Chuck Cowdery's little Bourbon Country Reader, whose publication now spans equal parts of two centuries, is well-recognized by enthusiasts as a "must-have" source of information on just about every facet of the American whiskey industry (and related topics). Still wearing its trademark WordPerfect 3-Column Company Newsletter format that looked so spiffy and professional in 1993, and still made up of four pages printed on folded 11 x 17 stock (with an occasional insert page when Chuck finds one necessary for a given issue), the Reader remains packed with articles about whiskey's ever-changing traditions. Often it's the only source.
Nearly always, Chuck includes articles that shine some light into little-known or widely misunderstood corners of the whiskey world. And sometimes he lays some real bombshells on us. Occasionally, Chuck will even dedicate an entire issue to a particularly big issue, or one where history has left so many twists and turns that the logic of discovery is more fun to read about than whatever conclusion can be drawn. Such was the case recently when Chuck took on the Great Mythical Michter's whiskey, which required TWO issues to cover (and which will be feeding discussions and samplings for years to come).
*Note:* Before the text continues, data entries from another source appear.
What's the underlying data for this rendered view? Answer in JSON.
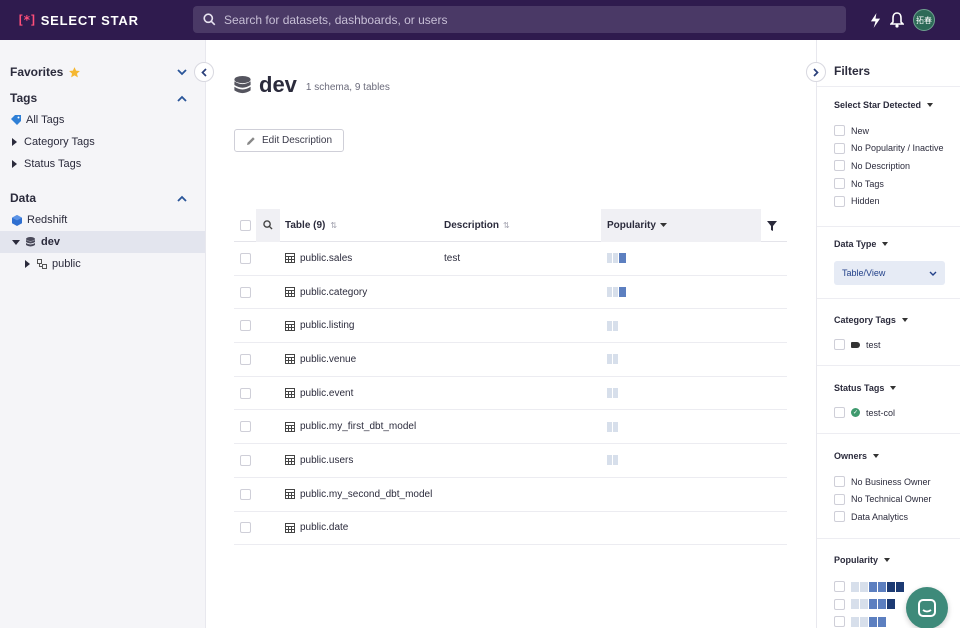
{
  "app": {
    "logo_mark": "[*]",
    "name": "SELECT STAR"
  },
  "search": {
    "placeholder": "Search for datasets, dashboards, or users"
  },
  "user": {
    "avatar_text": "拓春"
  },
  "sidebar": {
    "favorites": "Favorites",
    "tags_title": "Tags",
    "tags": [
      {
        "label": "All Tags"
      },
      {
        "label": "Category Tags"
      },
      {
        "label": "Status Tags"
      }
    ],
    "data_title": "Data",
    "data": {
      "source": "Redshift",
      "database": "dev",
      "schema": "public"
    }
  },
  "page": {
    "title": "dev",
    "subtitle": "1 schema, 9 tables",
    "edit_label": "Edit Description"
  },
  "table": {
    "headers": {
      "name": "Table (9)",
      "description": "Description",
      "popularity": "Popularity"
    },
    "rows": [
      {
        "name": "public.sales",
        "description": "test",
        "popularity": 3
      },
      {
        "name": "public.category",
        "description": "",
        "popularity": 3
      },
      {
        "name": "public.listing",
        "description": "",
        "popularity": 2
      },
      {
        "name": "public.venue",
        "description": "",
        "popularity": 2
      },
      {
        "name": "public.event",
        "description": "",
        "popularity": 2
      },
      {
        "name": "public.my_first_dbt_model",
        "description": "",
        "popularity": 2
      },
      {
        "name": "public.users",
        "description": "",
        "popularity": 2
      },
      {
        "name": "public.my_second_dbt_model",
        "description": "",
        "popularity": 0
      },
      {
        "name": "public.date",
        "description": "",
        "popularity": 0
      }
    ]
  },
  "filters": {
    "title": "Filters",
    "detected": {
      "title": "Select Star Detected",
      "options": [
        "New",
        "No Popularity / Inactive",
        "No Description",
        "No Tags",
        "Hidden"
      ]
    },
    "data_type": {
      "title": "Data Type",
      "value": "Table/View"
    },
    "category_tags": {
      "title": "Category Tags",
      "options": [
        "test"
      ]
    },
    "status_tags": {
      "title": "Status Tags",
      "options": [
        "test-col"
      ]
    },
    "owners": {
      "title": "Owners",
      "options": [
        "No Business Owner",
        "No Technical Owner",
        "Data Analytics"
      ]
    },
    "popularity": {
      "title": "Popularity",
      "levels": [
        6,
        5,
        4
      ]
    }
  },
  "colors": {
    "topbar": "#2f1b4e",
    "pop_light": "#d7dfeb",
    "pop_mid": "#5c7fc0",
    "pop_dark": "#1c3a73"
  }
}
Well, Chuck, it looks like "Whoops! you've done it again". You're gonna pi$$ off ANOTHER bunch of people this time, y'know.
And I have to say it's probably just what we deserve, too.
The latest edition of the BCR is another one-topic treatise, this one dedicated to a subject often called "Craft Distilling". That is the term used so reverently by people with polished copper stars in their eyes who consider it the way of the future for American whiskeymaking, once our glorious independent artisans are freed from the shackles of the evil modern industrialist monolith... well, you get the picture, okay? Of course, it's ALSO the term used by traditionalists who put it into the same category as home-made furniture and the sort of duct-tape-and-old-automobile-parts inventions one might expect to find at Red Green's lodge. There are, of course, many stages in between, and Chuck addresses those with logic. Cruel logic, without much leeway or forgiveness, according to some, I suspect. "Humbug!", others are likely to say, feeling that Chuck's very recognition of such endeavors grants them a legitimacy they don't deserve. I perceive Chuck's own take as one which accepts the validity of Craft Distilling, while not agreeing that all (or even most) of those who apply that term deserve to.
After all, there is an easily-seen difference between home-brew and craft beer. And yet, there are home-brews that are meticulously fashioned, of high-quality and unique character; and there are "craft beers" which are simply cutely-named brands produced by mega-breweries in Milwaukee and St. Louis. Chuck contends (and I'd agree) that too many Craft Distilleries fall into a category where they emulate the latter, just on a smaller scale.
Chuck makes a very strong case for the idea that there are aspects of whiskeymaking that are simply best performed by large commercial operations, such as milling their own grain or distilling neutral spirits. And yet Craft distillers rarely if ever mill their own grain. Instead, they seem universally proud of their ability to make (uh, craft?) vodka! Whoo-whee! Some time ago (probably while he was researching for this edition's article) Chuck brought up some of these points here on Bourbon Enthusiast (and probably other venues as well). At that time there was some discussion about craft distilling and batch-vs-continuous distilling, and I took the position that modern Craft Distillers are using, not the "traditional" pot stills of folklore, but miniature versions of the same kind of continuous column stills employed by what I facetiously called "the whiskey refineries". It turns out that the truth is a combination device, neither swan nor goose, which is part copper pot still (but not enough to actually give those characteristics) and part column still (but not enough to provide a continuous distilling environment). Chuck documents these very well in the article.
He also lists several ways that an aspiring Craft Distiller COULD produce a product which has an intrinsic value to add to the world of American spirits and not just another trendy brand name. Among them are ancient arts no longer practiced by commercial bourbon distillers, such as malting or yeast propigation. Distillation and barreling proofs, a subject of particular interest to me, are mentioned. As are the barrels themselves. Are there "craft coopers"? To learn more of these and other ideas, you'll need to read the story. If you don't already subscribe, you can at http://cowdery.home.netcom.com
I love Malt Advocate, and have been reading it for years. I read Whisky magazine, and subscribed to that for awhile, although Linda and I can usually visit Mike in Louisville, including dinner, for less than four issues of Whisky, and I'll learn more about American whiskey in the process. These magazines are in full Technicolor, on glossy paper, with over a hundred pages, and even staples!! Lot's of ads, too, but they're nearly all spirits-related so they're interesting, too. The Bourbon Country Reader has no ads. Also no color, only a few pages, and no staples, either. But the BCR makes a fine example of a true Craft Publication. It should be an inspiration to those who would do the same as distillers.